Культ и нравственность, исходящие из любви Божией, получают совершенно новое значение. Иисус не устанавливает закон; считать, что Он это делает, очень неверно. Все заповеди, весь закон, все веления пророков, все обязанности перед Богом и людьми можно выразить в одном тезисе: любить Бога всем сердцем и ближнего как самого себя (Мк. 12:33, а также параллельные места). Обе части этого тезиса внутренне являются единым целым: одно требует другого. Нельзя любить Бога любви, не любя людей, как возлюбленных детей Божиих, и наоборот. То, что любовь к себе признается справедливой – ценнейшее, разрушающее страх указание для душевной терапии, – с необходимостью следует из нового понимания Бога. Там, где отношение к собственному «Я» очень негативно, как у многих занимающихся самоедством невротиков, чаще всего мы встретим явный или скрытый страх.
Иисус не является законодателем не только потому, что отказывается от установления заповедей, которые ограничивают всю жизнь человека[212]
, но и потому – и богословы обращали на это слишком мало внимания, – что Он отменяет традиционный характер закона. Можно велеть блюсти субботу, но нельзя приказать любить. Нельзя отдать команду: «Ты должен любить!» В лучшем случае можно сказать кому-то: «Тебе следовало бы любить!» Можно показать, из чего рождается любовь и как без нее плохо человеку. В душевной терапии и в учении о неврозах особенно доходчиво видны роковые последствия забвения любви и ее искажений. Иисус везде являет любовь Божию, которую сам испытал в полной мере, и люди любят его в ответ. Так и правосудие, которое может и должно принимать очень серьезные формы, исходит из блага и стремится – не говоря об эсхатологическом исключении – к спасению людей. Суд – не месть разгневанного Бога, он призван улучшить, как и страдания связаны с благостью Божией. Справедливость Божия нигде не отделяется от любви, а только рассматривается как одна из форм претворения любви, в то время как Ветхий Завет, отделяя суд от любви и заключая его в оковы невроза, отнимает у суда изначальные цели и превращает его в рабство, лишенное любви.Из этой любви к Богу, которая включает в себя любовь к людям, рождается культурное и нравственное поведение, которое ведет к гораздо более ценным поступкам и – нужно добавить в нашем контексте – к гораздо более эффективному умиротворению страха, чем вся мучительная казуистика Торы. Ясно, что такой образ мыслей в высшей степени желателен и что он, по убеждению Иисуса, соответствует божественной воле к любви и нашему предназначению. Также трудно поспорить с тем, что мы должны к этому стремиться. В главной заповеди Иисус сохраняет форму закона, однако упраздняет, будто по-доброму смеясь, сам его характер. Он не касается нашей свободы и оставляет решение за нами. На место жестоких заповедей Моисея он ставит волю любви – божественную, святую, часто строгую во имя блага, желающую передать такое состояние души каждому из детей Божиих, ведь это не только соответствует настроению Бога, но лучше всего служит человеческому благу, – а демон страха изгоняется самым надежным способом.

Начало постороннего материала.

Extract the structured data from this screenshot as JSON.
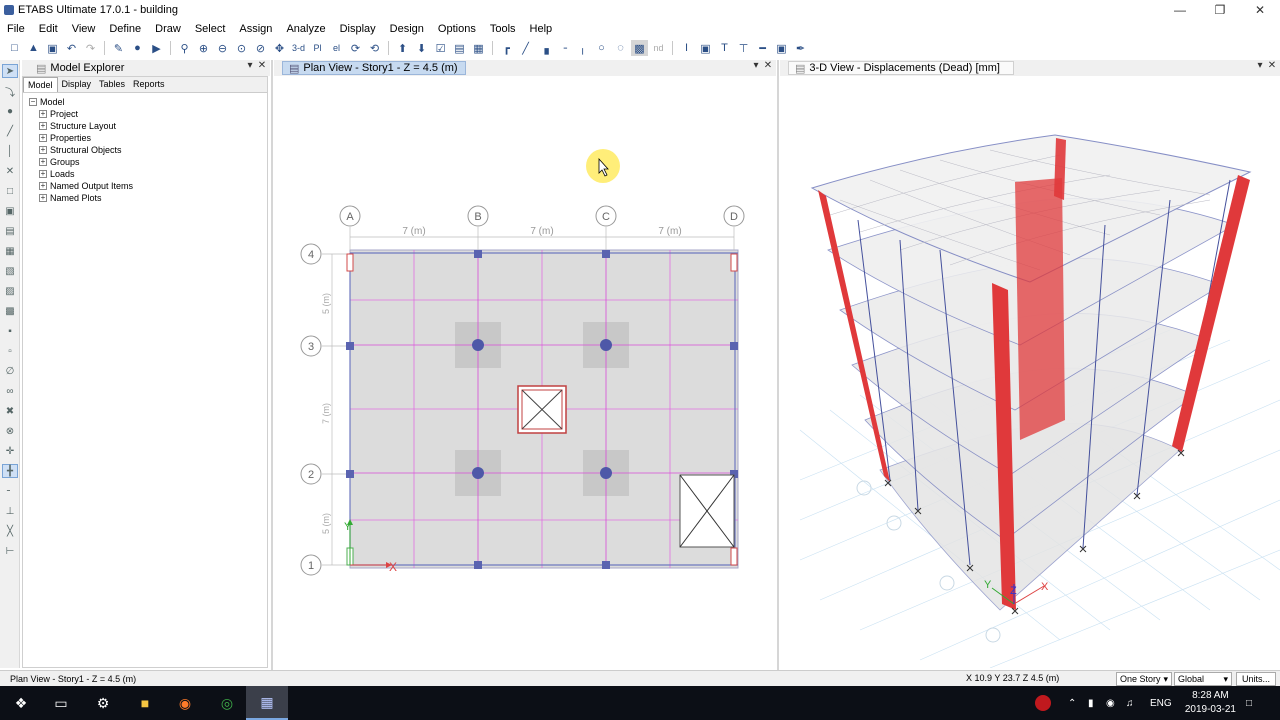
{
  "window": {
    "title": "ETABS Ultimate 17.0.1 - building"
  },
  "menu": [
    "File",
    "Edit",
    "View",
    "Define",
    "Draw",
    "Select",
    "Assign",
    "Analyze",
    "Display",
    "Design",
    "Options",
    "Tools",
    "Help"
  ],
  "toolbar": {
    "icons": [
      "new-icon",
      "open-icon",
      "save-icon",
      "undo-icon",
      "redo-icon",
      "pencil-icon",
      "lock-icon",
      "run-icon",
      "zoom-window-icon",
      "zoom-in-icon",
      "zoom-out-icon",
      "zoom-fit-icon",
      "zoom-prev-icon",
      "pan-icon",
      "3d-view-icon",
      "plan-view-icon",
      "elevation-view-icon",
      "rotate-icon",
      "refresh-icon",
      "story-up-icon",
      "story-down-icon",
      "object-check-icon",
      "display-options-icon",
      "perspective-icon",
      "draw-frame-icon",
      "draw-brace-icon",
      "draw-wall-icon",
      "draw-beam-icon",
      "draw-column-icon",
      "joint-icon",
      "link-icon",
      "shell-icon",
      "nd-icon",
      "dimension-icon",
      "section-icon",
      "beam-section-icon",
      "wall-section-icon",
      "line-style-icon",
      "fill-icon",
      "pen-icon"
    ],
    "text_labels": {
      "three_d": "3-d",
      "plan": "Pl",
      "elev": "el",
      "nd": "nd"
    }
  },
  "explorer": {
    "title": "Model Explorer",
    "tabs": [
      "Model",
      "Display",
      "Tables",
      "Reports"
    ],
    "root": "Model",
    "items": [
      "Project",
      "Structure Layout",
      "Properties",
      "Structural Objects",
      "Groups",
      "Loads",
      "Named Output Items",
      "Named Plots"
    ]
  },
  "planview": {
    "title": "Plan View - Story1 - Z = 4.5 (m)",
    "grid_x": [
      "A",
      "B",
      "C",
      "D"
    ],
    "grid_y": [
      "4",
      "3",
      "2",
      "1"
    ],
    "dim_x": [
      "7 (m)",
      "7 (m)",
      "7 (m)"
    ],
    "dim_y": [
      "5 (m)",
      "7 (m)",
      "5 (m)"
    ],
    "axis_x": "X",
    "axis_y": "Y"
  },
  "view3d": {
    "title": "3-D View  - Displacements (Dead)  [mm]",
    "axis_x": "X",
    "axis_y": "Y",
    "axis_z": "Z"
  },
  "statusbar": {
    "left": "Plan View - Story1 - Z = 4.5 (m)",
    "coords": "X 10.9  Y 23.7  Z 4.5 (m)",
    "story_select": "One Story",
    "coord_select": "Global",
    "units_button": "Units..."
  },
  "taskbar": {
    "lang": "ENG",
    "time": "8:28 AM",
    "date": "2019-03-21"
  },
  "colors": {
    "accent_tab": "#c7daf0",
    "grid_magenta": "#d84cd8",
    "column_red": "#e0393b",
    "frame_blue": "#3e4f9a"
  }
}
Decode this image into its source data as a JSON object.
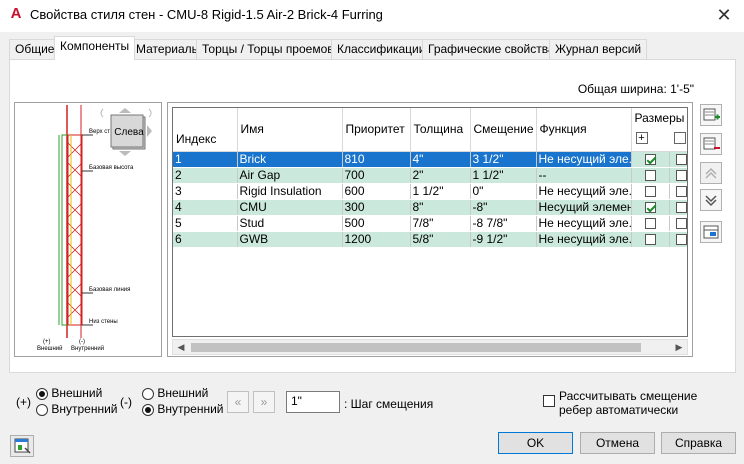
{
  "window": {
    "app_logo": "A",
    "title": "Свойства стиля стен - CMU-8 Rigid-1.5 Air-2 Brick-4 Furring",
    "close": "✕"
  },
  "tabs": [
    {
      "label": "Общие"
    },
    {
      "label": "Компоненты",
      "active": true
    },
    {
      "label": "Материалы"
    },
    {
      "label": "Торцы / Торцы проемов"
    },
    {
      "label": "Классификации"
    },
    {
      "label": "Графические свойства"
    },
    {
      "label": "Журнал версий"
    }
  ],
  "total_width": "Общая ширина: 1'-5\"",
  "preview": {
    "view_label": "Слева",
    "annotations": [
      "Верх ст",
      "Базовая высота",
      "Базовая линия",
      "Низ стены"
    ],
    "bottom_labels": [
      "(+)",
      "Внешний",
      "(-)",
      "Внутренний"
    ]
  },
  "grid": {
    "columns": [
      "Индекс",
      "Имя",
      "Приоритет",
      "Толщина",
      "Смещение",
      "Функция",
      "Размеры"
    ],
    "rows": [
      {
        "index": "1",
        "name": "Brick",
        "priority": "810",
        "thickness": "4\"",
        "offset": "3 1/2\"",
        "function": "Не несущий эле...",
        "dim": true
      },
      {
        "index": "2",
        "name": "Air Gap",
        "priority": "700",
        "thickness": "2\"",
        "offset": "1 1/2\"",
        "function": "--",
        "dim": false
      },
      {
        "index": "3",
        "name": "Rigid Insulation",
        "priority": "600",
        "thickness": "1 1/2\"",
        "offset": "0\"",
        "function": "Не несущий эле...",
        "dim": false
      },
      {
        "index": "4",
        "name": "CMU",
        "priority": "300",
        "thickness": "8\"",
        "offset": "-8\"",
        "function": "Несущий элемент",
        "dim": true
      },
      {
        "index": "5",
        "name": "Stud",
        "priority": "500",
        "thickness": "7/8\"",
        "offset": "-8 7/8\"",
        "function": "Не несущий эле...",
        "dim": false
      },
      {
        "index": "6",
        "name": "GWB",
        "priority": "1200",
        "thickness": "5/8\"",
        "offset": "-9 1/2\"",
        "function": "Не несущий эле...",
        "dim": false
      }
    ]
  },
  "side_buttons": [
    "add-component-icon",
    "remove-component-icon",
    "move-up-icon",
    "move-down-icon",
    "component-list-icon"
  ],
  "lower": {
    "plus_label": "(+)",
    "minus_label": "(-)",
    "group1": [
      "Внешний",
      "Внутренний"
    ],
    "group2": [
      "Внешний",
      "Внутренний"
    ],
    "step_value": "1\"",
    "step_label": ": Шаг смещения",
    "auto_offset_line1": "Рассчитывать смещение",
    "auto_offset_line2": "ребер автоматически"
  },
  "buttons": {
    "ok": "OK",
    "cancel": "Отмена",
    "help": "Справка"
  }
}
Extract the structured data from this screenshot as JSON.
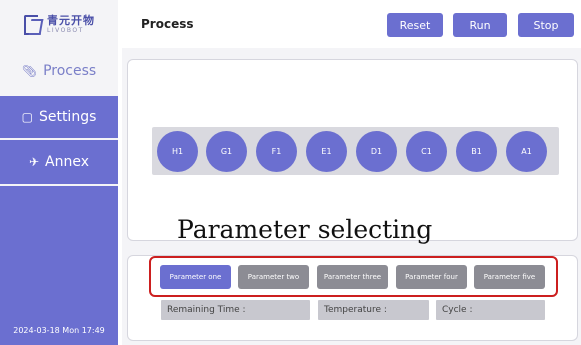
{
  "logo": {
    "cn": "青元开物",
    "en": "LIVOBOT"
  },
  "sidebar": {
    "items": [
      {
        "label": "Process",
        "icon": "paperclip-icon"
      },
      {
        "label": "Settings",
        "icon": "settings-icon"
      },
      {
        "label": "Annex",
        "icon": "plane-icon"
      }
    ],
    "datetime": "2024-03-18 Mon 17:49"
  },
  "header": {
    "title": "Process",
    "buttons": {
      "reset": "Reset",
      "run": "Run",
      "stop": "Stop"
    }
  },
  "wells": [
    "H1",
    "G1",
    "F1",
    "E1",
    "D1",
    "C1",
    "B1",
    "A1"
  ],
  "annotation": "Parameter selecting",
  "parameters": {
    "items": [
      "Parameter one",
      "Parameter two",
      "Parameter three",
      "Parameter four",
      "Parameter five"
    ],
    "selected": "Parameter one"
  },
  "status": {
    "remaining_time": "Remaining Time :",
    "temperature": "Temperature :",
    "cycle": "Cycle :"
  },
  "colors": {
    "accent": "#6b6fd0",
    "inactive_button": "#8c8c94",
    "highlight": "#cc1f1f"
  }
}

Так на место сурового «ты должен» Иисус ставит исполненный любви идеал, освобождающий и долг, и склонности, и волю Божию, и нашу волю от их противоположности, при этом свободный сердечный порыв рождает бесконечно более благочестивые и добрые дела, нежели те, какие могло бы потребовать и породить строжайшее законодательство. Иисус имеет право требовать несравнимо больше, чем закон, ведь Он одновременно дарит более великую силу, с которой мы достигаем самой вершины: Бог идет навстречу человеку, и этим освобождается любовь.